This week we have been thinking about how to support our families as children begin to return to school. The past 10 weeks of school closures, living in lockdown and adhering to social distancing guidelines have meant children and young people having to adjust to a huge amount of change in their day-to-day lives. Our families have been talking to us about how their children have been coping with these changes and about some of the anxieties they are experiencing in this further period of adjustment as schools gradually reopen.
Separation anxiety is a common experience for all children who find it difficult to be away from their parents or carers. Children often worry about how they will cope if their parent is not present, or that harm might come to the parent when they are not with them. Bereaved children, who have already experienced the loss of someone they love, can become particularly anxious about separating from their parents or carers. Depending on the nature of the death they might worry that something else ‘bad’ might happen when they are at school or worry that they will never see them again.

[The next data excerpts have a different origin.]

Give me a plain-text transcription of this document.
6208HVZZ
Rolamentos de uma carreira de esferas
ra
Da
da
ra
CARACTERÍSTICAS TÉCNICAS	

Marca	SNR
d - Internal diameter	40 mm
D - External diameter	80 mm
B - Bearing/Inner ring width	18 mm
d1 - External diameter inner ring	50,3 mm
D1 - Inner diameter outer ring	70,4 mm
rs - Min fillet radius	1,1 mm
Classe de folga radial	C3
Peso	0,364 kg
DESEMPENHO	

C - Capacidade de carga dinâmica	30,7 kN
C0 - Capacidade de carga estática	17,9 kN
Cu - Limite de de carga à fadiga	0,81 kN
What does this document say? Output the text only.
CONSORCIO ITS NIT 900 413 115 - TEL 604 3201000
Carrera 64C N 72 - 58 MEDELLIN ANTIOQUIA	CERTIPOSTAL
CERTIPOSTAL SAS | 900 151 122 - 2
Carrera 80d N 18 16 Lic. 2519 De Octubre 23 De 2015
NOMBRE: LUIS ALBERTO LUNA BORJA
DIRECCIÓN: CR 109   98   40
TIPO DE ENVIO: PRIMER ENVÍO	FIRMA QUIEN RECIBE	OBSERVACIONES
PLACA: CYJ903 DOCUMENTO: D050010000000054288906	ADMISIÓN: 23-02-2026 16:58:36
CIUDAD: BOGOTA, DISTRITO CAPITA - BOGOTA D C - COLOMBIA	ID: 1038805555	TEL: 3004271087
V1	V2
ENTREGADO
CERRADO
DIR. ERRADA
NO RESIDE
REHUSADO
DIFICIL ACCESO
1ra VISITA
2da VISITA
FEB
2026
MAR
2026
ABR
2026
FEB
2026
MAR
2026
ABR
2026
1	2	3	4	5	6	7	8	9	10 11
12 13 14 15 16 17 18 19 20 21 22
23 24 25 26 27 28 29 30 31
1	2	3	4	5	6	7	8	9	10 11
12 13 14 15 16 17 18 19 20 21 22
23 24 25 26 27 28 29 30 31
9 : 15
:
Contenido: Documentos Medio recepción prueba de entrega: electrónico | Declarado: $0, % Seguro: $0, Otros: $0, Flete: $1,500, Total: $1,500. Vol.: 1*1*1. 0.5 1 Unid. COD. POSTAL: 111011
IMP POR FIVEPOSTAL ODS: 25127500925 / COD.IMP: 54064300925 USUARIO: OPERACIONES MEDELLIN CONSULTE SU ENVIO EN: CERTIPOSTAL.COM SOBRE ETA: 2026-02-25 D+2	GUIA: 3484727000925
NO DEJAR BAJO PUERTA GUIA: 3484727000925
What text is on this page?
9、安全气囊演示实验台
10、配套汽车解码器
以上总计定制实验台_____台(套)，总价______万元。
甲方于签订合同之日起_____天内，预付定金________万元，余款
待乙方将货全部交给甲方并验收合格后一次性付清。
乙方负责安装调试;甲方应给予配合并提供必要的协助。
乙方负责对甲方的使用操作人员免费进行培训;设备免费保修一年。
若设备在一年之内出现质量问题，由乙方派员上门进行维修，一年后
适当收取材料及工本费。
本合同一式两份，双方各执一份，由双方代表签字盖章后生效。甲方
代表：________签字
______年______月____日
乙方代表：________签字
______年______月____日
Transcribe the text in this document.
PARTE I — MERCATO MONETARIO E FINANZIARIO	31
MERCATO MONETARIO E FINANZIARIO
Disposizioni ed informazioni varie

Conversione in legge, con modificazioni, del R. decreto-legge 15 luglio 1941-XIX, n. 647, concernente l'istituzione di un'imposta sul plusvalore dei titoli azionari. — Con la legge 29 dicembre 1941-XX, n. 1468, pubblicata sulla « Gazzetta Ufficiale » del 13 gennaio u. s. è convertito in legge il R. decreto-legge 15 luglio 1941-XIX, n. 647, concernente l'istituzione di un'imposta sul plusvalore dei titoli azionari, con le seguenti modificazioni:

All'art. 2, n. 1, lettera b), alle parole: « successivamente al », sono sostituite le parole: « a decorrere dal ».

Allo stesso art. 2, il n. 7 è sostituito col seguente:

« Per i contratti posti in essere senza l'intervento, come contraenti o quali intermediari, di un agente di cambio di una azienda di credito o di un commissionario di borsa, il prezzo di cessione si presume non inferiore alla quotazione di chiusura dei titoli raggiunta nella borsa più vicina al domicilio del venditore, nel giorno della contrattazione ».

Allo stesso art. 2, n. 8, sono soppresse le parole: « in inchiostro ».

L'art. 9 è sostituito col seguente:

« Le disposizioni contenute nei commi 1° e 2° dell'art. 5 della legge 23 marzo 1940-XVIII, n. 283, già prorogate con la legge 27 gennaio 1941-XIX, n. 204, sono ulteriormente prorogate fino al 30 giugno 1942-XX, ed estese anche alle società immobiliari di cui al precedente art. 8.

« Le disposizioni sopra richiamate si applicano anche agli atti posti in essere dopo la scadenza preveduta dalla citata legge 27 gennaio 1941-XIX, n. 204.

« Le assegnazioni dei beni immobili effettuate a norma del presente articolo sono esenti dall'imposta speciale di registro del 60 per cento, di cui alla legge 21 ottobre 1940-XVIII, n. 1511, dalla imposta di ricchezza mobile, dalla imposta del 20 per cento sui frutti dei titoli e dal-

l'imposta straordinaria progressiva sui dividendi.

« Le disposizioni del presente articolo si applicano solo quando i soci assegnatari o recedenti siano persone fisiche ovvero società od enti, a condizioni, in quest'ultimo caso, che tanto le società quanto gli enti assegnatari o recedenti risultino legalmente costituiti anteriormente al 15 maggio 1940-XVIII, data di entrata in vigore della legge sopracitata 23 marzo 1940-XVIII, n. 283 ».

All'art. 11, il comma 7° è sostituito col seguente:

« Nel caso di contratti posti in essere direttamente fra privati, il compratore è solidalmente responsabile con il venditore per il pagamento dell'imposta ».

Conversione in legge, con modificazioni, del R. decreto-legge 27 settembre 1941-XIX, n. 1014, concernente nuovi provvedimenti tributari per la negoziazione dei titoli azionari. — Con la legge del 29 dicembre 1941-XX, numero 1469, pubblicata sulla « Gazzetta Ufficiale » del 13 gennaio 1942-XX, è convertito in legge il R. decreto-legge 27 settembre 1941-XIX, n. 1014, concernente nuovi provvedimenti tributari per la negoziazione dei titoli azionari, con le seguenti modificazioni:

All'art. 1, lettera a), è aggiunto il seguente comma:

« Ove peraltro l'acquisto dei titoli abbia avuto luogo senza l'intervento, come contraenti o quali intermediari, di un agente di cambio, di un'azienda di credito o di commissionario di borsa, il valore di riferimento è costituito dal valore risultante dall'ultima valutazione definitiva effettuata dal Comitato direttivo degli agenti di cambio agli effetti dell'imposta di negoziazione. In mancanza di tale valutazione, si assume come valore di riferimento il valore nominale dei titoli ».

There is no doubt that the level of increased fear and anxiety that is being caused by the current COVID-19 pandemic means that it is likely to take some time before parents or carers and their children feel completely safe being back at school. We do know, however, that school staff are working incredibly hard to put measures into place to keep children and staff as safe as possible. It helps to be patient and allow time for everyone to adjust to this new period of change but in the meantime we offer the following suggestions to you for supporting children who may be experiencing normal separation anxieties:
- Take your own 'emotional temperature'
As a starting point, it can be helpful to check in with your own levels of anxiety. It would be completely understandable if you too are feeling anxious about the safety of your children and others in your family. If you recognise that you are feeling anxious about your children returning to school then try not to pass this onto them. Children very easily pick up on the emotions of the adults around them so prioritise getting your own support and share your worries with your friends and family. Try not to ask your children too many questions about what is happening at school and if further reassurance would help talk directly to the school staff about your concerns.
- Take time to listen to your children's worries
Acknowledging their feelings will make them feel more secure. Try not to dismiss their anxieties or overly reassure as they may not feel that their worries have been heard. Help them to think through how they are going to manage the things they are worried about and try to install confidence in their ability to cope with the situation.
- Problem solving
Include your child in problem solving and think together about how they might manage their time away from you. It can be helpful to encourage your child to get into the habit of finding their own solutions so any ideas that they come up with should be praised, however
unusual they might be! You may need to give some prompts but hopefully you can come up with some helpful coping strategies together.
- Preparation is key
Our work supporting bereaved children and young people has shown us that children cope much better when they are fully prepared for experiences which may be anxieity provoking. With the information you have available talk to them about what might happen at school when they return. Remember to remind them of all the things that will be the same, as they will find the familiarity reassuring. At the same time it is important to prepare them for things that might be different. They may have different teachers or be in different classrooms. It may be that some of their usual friends will not be there and there are likely to be specific rules about where they can plan and what they can play with.
- Develop a 'goodbye' ritual
Saying goodbye at the beginning of the school day can often be the most difficult time for children who experience separation anxiety. It might be that the normal goodbye routines will have changed and so you might want to plan your own simple goodbye ritual that will mark the time you leave. This could be an agreed signal such as special wave or you could use the ‘pocket kiss’ idea that we shared on our social media pages on Monday (1st June).
- Give plenty of praise and reward
Finally, remember to give praise each time your child manages being apart from you. The praise needs to be clear and specific so that they understand exactly what they have done which you are so pleased about and giving rewards can be an effective way of letting them know how proud you are of what they have done and encourage them to continue. Rewards can be really simple such as an extra story at bedtime – your time and attention can often be the most prized reward for your children.